Il tendit la main vers l’objet de sa curiosité, recroquevillé autour de l’unique canine encore entière du lion.

Ça semblait vivant, ou frais, épais, charnu et sanguinolent. Il ne parvenait pas à le définir autrement que comme un bout de viande crue.

Il devait le saisir afin de l’observer de près.

Sa main dévia légèrement.

Il venait de sentir quelque chose sous son soulier. Il baissa le regard et vit trois petits cailloux blancs maculés de sang.

Non… Pas des cailloux…

Dans son esprit, le mot “dent” se fraya un chemin.

Il se baissa et les ramassa. Oui… C’était des dents, pas les crocs d’un animal de chair et d’os, ni les ratiches que le lion de pierre avait perdues… Il les fit rouler au creux de sa main. Puis il observa avec circonspection la canine du fauve, là où s’enroulait ce qui avait attisé sa curiosité.

Il prit prudemment l’objet. Il était mou, moins qu’une grosse chenille cependant, et tiède. Il la porta à hauteur de vue.

Il faillit la lâcher lorsqu’il comprit ce dont il s’agissait. Il ne put amorcer son geste à cause des deux lueurs argentées qui s’illuminèrent à l’intérieur de la gueule béante du lion de pierre.

Il se sentit incapable de bouger, tétanisé par la peur.

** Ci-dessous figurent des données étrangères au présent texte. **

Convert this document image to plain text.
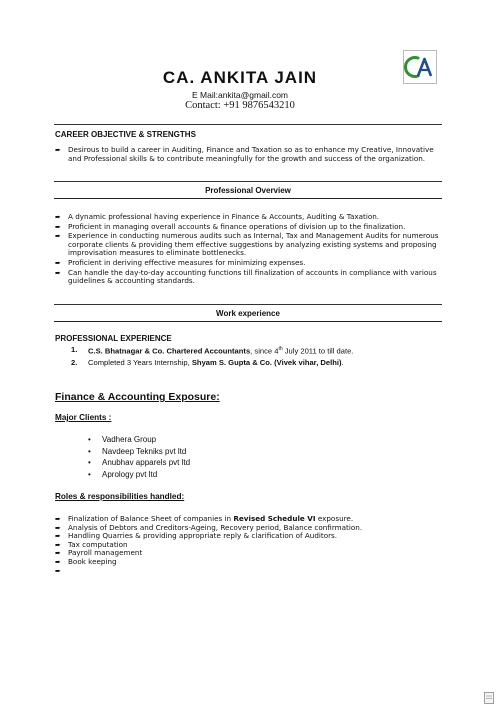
CA. ANKITA JAIN
E Mail:ankita@gmail.com
Contact: +91 9876543210
CAREER OBJECTIVE & STRENGTHS
➨ Desirous to build a career in Auditing, Finance and Taxation so as to enhance my Creative, Innovative and Professional skills & to contribute meaningfully for the growth and success of the organization.
Professional Overview
➨ A dynamic professional having experience in Finance & Accounts, Auditing & Taxation.
➨ Proficient in managing overall accounts & finance operations of division up to the finalization.
➨ Experience in conducting numerous audits such as Internal, Tax and Management Audits for numerous corporate clients & providing them effective suggestions by analyzing existing systems and proposing improvisation measures to eliminate bottlenecks.
➨ Proficient in deriving effective measures for minimizing expenses.
➨ Can handle the day-to-day accounting functions till finalization of accounts in compliance with various guidelines & accounting standards.
Work experience
PROFESSIONAL EXPERIENCE
1. C.S. Bhatnagar & Co. Chartered Accountants, since 4th July 2011 to till date.
2. Completed 3 Years Internship, Shyam S. Gupta & Co. (Vivek vihar, Delhi).
Finance & Accounting Exposure:
Major Clients :
• Vadhera Group
• Navdeep Tekniks pvt ltd
• Anubhav apparels pvt ltd
• Aprology pvt ltd
Roles & responsibilities handled:
➨ Finalization of Balance Sheet of companies in Revised Schedule VI exposure.
➨ Analysis of Debtors and Creditors-Ageing, Recovery period, Balance confirmation.
➨ Handling Quarries & providing appropriate reply & clarification of Auditors.
➨ Tax computation
➨ Payroll management
➨ Book keeping
➨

Une face qu’il ne parvint pas à définir, sur le moment, que par ses grands globes oculaires remplis de mercure irisé, vides de pupille, sortit de l’obscurité.

Tom hurla de frayeur lorsque la tête grise, telle de la cendre, imberbe, s’extirpa de la cavité, un cou malingre, des épaules décharnées et de longs bras osseux, terminés par de petites mains aux doigts crochus suivirent.